Why Emotional Eating is a GOOD Thing

I saw the Whitney Houston movie the other day and was really taken by the story as I watched her addiction unfold.  *As of the publication of this newsletter, Whitney’s daughter, Bobbi Kristina, is in the hospital, in a medically induced coma and breathing with the help of a ventilator, after being found unresponsive in the bathtub of her home.

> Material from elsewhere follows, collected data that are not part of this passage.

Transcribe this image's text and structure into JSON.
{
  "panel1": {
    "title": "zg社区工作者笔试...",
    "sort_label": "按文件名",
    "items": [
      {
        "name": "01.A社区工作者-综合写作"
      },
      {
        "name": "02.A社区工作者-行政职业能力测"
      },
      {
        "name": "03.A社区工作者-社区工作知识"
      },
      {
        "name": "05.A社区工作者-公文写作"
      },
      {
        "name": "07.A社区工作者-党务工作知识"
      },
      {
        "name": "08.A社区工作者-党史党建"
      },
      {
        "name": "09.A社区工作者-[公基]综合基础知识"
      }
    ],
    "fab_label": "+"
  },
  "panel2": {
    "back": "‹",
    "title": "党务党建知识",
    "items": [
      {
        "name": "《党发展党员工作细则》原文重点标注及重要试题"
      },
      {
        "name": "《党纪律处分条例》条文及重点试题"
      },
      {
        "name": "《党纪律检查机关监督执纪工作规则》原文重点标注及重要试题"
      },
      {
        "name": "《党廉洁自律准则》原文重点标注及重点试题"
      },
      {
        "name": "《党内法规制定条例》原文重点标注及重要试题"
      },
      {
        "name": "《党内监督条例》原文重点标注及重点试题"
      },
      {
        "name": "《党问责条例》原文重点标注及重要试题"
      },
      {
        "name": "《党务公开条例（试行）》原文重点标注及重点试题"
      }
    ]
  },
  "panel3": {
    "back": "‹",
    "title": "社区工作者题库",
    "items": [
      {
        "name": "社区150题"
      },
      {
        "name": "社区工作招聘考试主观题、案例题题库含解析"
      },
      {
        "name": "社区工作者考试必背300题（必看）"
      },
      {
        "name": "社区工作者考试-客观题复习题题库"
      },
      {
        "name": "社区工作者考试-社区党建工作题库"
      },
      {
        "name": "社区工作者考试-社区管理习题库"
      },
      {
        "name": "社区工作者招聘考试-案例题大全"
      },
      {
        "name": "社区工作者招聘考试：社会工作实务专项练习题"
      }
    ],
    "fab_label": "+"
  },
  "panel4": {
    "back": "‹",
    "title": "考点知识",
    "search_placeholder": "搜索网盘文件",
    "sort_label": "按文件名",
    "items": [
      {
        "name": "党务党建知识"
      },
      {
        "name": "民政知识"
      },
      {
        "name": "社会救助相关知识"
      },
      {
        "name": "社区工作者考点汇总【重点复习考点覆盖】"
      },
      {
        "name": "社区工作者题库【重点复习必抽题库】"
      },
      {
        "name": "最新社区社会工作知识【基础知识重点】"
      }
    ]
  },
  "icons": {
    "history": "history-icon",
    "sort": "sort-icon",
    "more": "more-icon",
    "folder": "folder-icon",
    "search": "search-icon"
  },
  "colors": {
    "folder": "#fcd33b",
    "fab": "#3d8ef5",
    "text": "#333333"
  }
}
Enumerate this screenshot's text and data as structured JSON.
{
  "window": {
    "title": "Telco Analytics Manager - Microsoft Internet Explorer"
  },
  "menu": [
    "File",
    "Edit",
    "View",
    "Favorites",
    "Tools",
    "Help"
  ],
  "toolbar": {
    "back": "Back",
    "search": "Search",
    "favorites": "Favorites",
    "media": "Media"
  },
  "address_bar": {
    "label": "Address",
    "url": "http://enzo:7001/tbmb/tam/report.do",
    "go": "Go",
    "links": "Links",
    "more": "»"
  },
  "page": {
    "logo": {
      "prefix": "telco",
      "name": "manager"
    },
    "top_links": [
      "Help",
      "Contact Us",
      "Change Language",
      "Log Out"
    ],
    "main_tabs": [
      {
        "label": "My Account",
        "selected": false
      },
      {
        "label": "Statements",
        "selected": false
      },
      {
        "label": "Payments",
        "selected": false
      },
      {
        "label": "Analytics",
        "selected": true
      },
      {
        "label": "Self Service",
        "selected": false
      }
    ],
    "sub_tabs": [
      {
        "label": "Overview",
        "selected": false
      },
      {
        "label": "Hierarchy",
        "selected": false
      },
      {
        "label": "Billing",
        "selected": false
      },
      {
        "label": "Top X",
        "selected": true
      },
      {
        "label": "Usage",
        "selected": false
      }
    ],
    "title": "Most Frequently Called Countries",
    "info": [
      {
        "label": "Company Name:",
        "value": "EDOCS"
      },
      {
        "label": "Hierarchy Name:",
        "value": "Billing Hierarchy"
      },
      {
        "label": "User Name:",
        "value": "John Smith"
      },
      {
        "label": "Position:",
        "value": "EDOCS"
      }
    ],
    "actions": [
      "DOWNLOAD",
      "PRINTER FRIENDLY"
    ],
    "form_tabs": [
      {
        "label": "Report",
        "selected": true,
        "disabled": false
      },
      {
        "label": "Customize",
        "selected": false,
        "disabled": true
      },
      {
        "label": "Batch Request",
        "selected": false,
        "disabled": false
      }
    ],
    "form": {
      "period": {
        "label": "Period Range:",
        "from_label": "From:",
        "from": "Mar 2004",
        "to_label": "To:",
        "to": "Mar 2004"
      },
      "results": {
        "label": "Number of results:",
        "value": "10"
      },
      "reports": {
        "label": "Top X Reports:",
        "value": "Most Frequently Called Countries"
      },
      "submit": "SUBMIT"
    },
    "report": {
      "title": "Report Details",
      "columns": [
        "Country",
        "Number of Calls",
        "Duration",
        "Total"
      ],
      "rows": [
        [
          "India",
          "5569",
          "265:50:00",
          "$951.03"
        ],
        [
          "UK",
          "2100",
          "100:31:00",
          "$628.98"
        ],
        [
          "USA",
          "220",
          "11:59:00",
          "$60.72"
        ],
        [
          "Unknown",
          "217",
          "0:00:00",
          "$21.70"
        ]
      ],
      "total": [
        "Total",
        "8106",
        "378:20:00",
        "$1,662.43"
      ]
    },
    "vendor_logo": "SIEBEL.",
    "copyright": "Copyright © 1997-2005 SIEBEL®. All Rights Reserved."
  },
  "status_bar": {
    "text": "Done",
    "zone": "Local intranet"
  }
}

A lot of people talk about emotional eating in a bad way, but I have another take on it that I’d like to share with you.

 

Why Emotional Eating is a Good Thing

 

What I have come to notice about my emotional eating is that it clues me in to the fact that something’s wrong.  I don’t feel good, I’m out of the zone and my inner guidance wants me to do something about it.

 

I could be doing far worse things to my body – drugs or alcohol.  Watching Whitney Houston walk in on her husband screwing another woman and go straight for the cocaine I thought to myself, I’ve been there.  I know what was going on.  A seriously disturbing emotion is coming up for her and she wants to check out, numb it and go back to feeling happy.

 

I get it.

 

Especially the way food is engineered these days, eating can seem synonymous with happy and comfort, but it’s only temporary and the problem is still there staring us on the face when the food fest is over.

 

So when I noticed that overwhelming urge creep up on me last week, first I tried to fight it.  Then I indulged a bit because emotional eating IS one of my coping mechanisms, but I’ll only let it go so far these days because I’m far more interested in feeling good physically than running from my emotions.  I dusted myself off and went back to the beginning.  What is really bothering me here?

 

I was triggered by a negative comment about how I looked.  And in spite of dozens of people commenting on how good I look, I let one person knock me off of my high.  The truth is, they didn’t knock me off, my partial agreement with their opinion knocked me off.  Thoughts of not good enough returned from my childhood and the instinct to try to please them or fix myself reared its head.

 

So the emotional eating started, which I am so thankful for because it asked me to dig deeper.  What is really bothering you about what they said?  After a lot of writing and meditating I discovered a wound that I had forgotten was still open and infected from my past.  The belief that if I was perfect, Dad would not have left Mom.

 

Complete story I made up as a 9 year old.  I have no idea what was going on between them, but he left for his own reasons and not because of me.  When I look further, my mom did everything she could to get him to stay.  The bottom line is, that that discovery helped heal a very old wound.  The urge to emotional eat dissipated and I gained new insight into myself.

 

There is no need to bend over backwards trying to “get it right” and “be perfect” and control my situation, because in the end, people are going to do what they are going to do and it does not have to do with me and I am ok.

 

Is there a situation in your past where you think, “if only I were different – if I did X then Y wouldn’t have happened?

 

First can you forgive yourself because you were only acting with the information tools and skills that you had at the time?  Can you see that if it were about you and what you did or did not do, the outcome would have been different?

 

In the end, what happened, happened.  It’s time to let yourself off the hook.